Cooling Model Created in MapleSim Helps Reduce Manufacturing Costs- Maplesoft

Cooling Model Created in MapleSim Helps Reduce Manufacturing Costs

In the aerospace industry, ceramic tiles are used for shuttle thermal protection systems. Large blocks of ceramic are used as an intermediate stage in the manufacturing process. These blocks are initially at a temperature of 900°C, but need to be cooled to 50°C before further processing can take place. There are two options to achieve this: active or passive convective cooling. Although both methods will achieve the desired results, there are cost and time issues that have to be considered. With passive convective cooling, the blocks are left to cool naturally in a large warehouse. This method takes more time and requires a large storage capacity. With active convective cooling, forced air is used to lower the temperature over a shorter period of time. This method takes less time, but demands the construction of costly cooling equipment. MapleSim, Maplesoft’s advanced multidomain simulation tool, can be used to create a cooling model to determine the best option.

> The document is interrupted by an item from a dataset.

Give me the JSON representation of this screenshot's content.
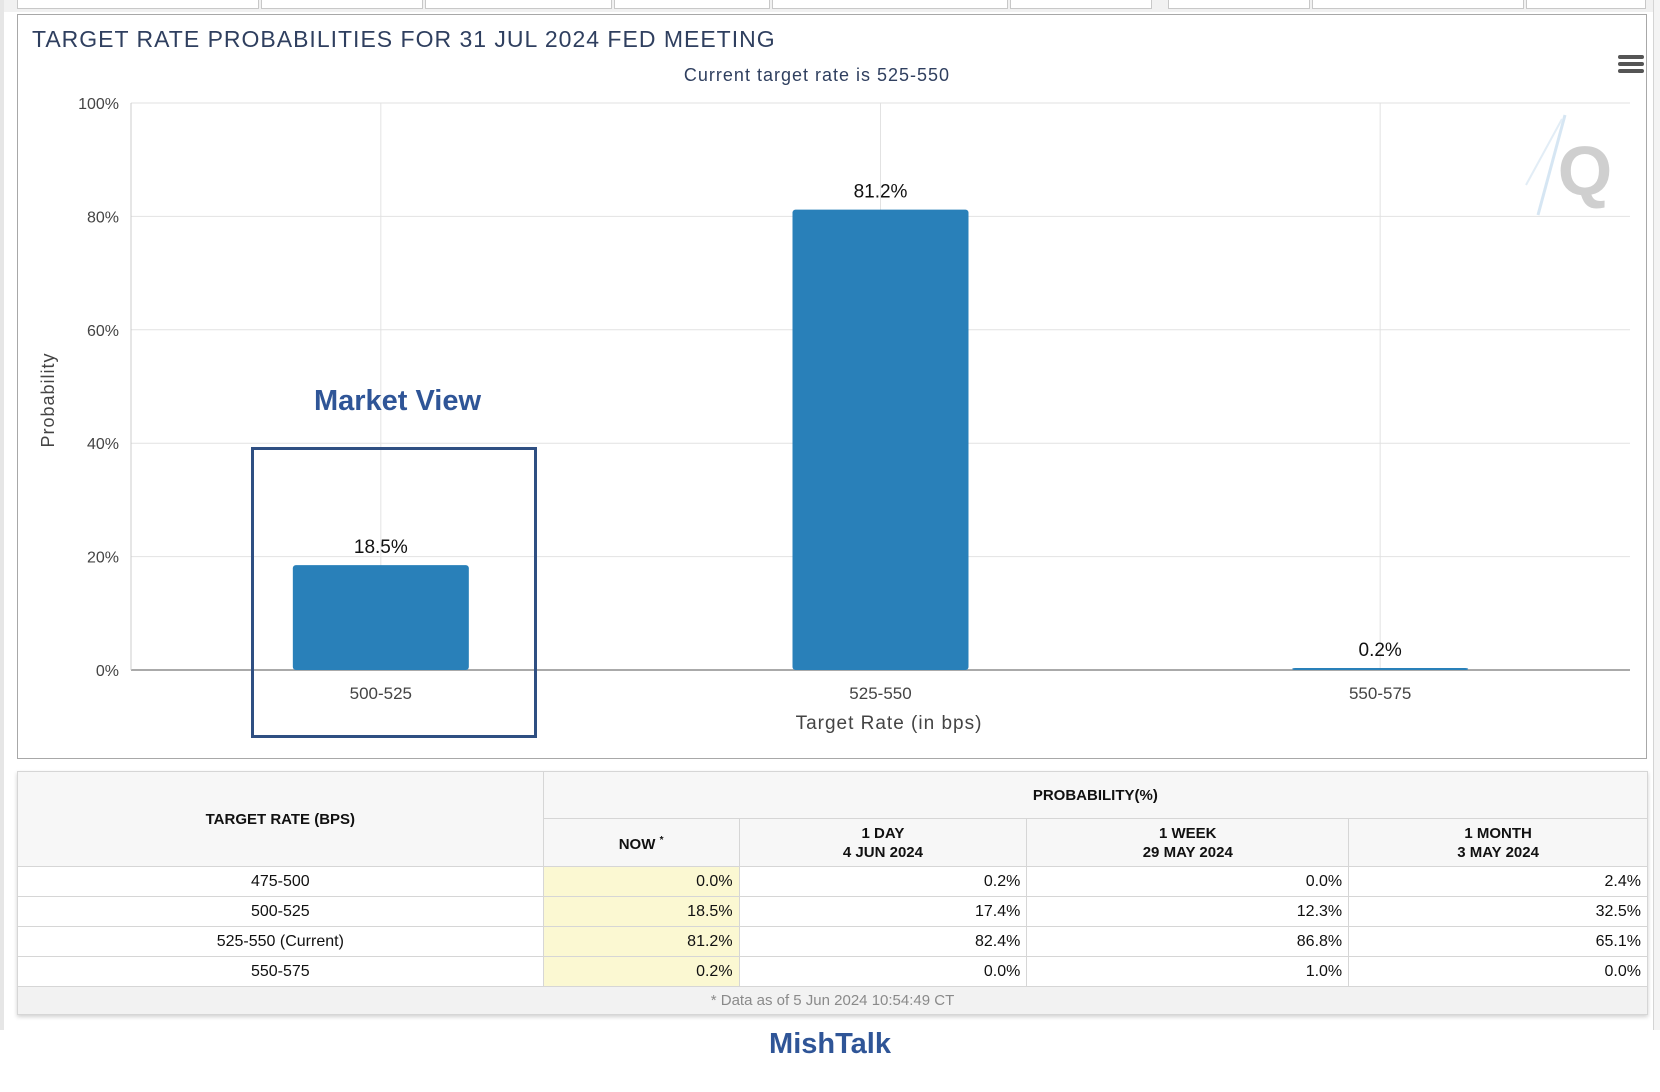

The time required for the core of the block to cool to a temperature of 50°C, given changes in the dimensions of the block and other parameters, must be determined. Laboratory tests were not practical for exploring the entire parameter space, but could be used to calibrate a theoretical software model. A finite element method (FEM) modeling of the spatial temperature dynamics could be used, but this approach was expensive, required extensive operator training, and gave a level of detail that was not required. Ideally, a spatially discretized lumped parameter model that could be optimized to match experimental data could be created.

Using MapleSim, two models were created. The first model discretized the ceramic block along one spatial dimension. This approach is suitable if the heat loss from the sides of the block is negligible, and it was a reasonable assumption for the force-air cooling. Expanding on this model, a second model was created discretizing the block along three spatial dimensions. Sixteen vertical slices were used to represent the block, with each slice consisting of four segments. Parameters for the convective heat transfer coefficients for both active and passive cooling were used to fit the model to the experimental data.

With the model now complete, the required cooling time for each block can be accurately calculated. With these results, together with the costs associated with building a cooling unit or obtaining larger storage facilities, the most cost-effective decision for the manufacturing process can be determined.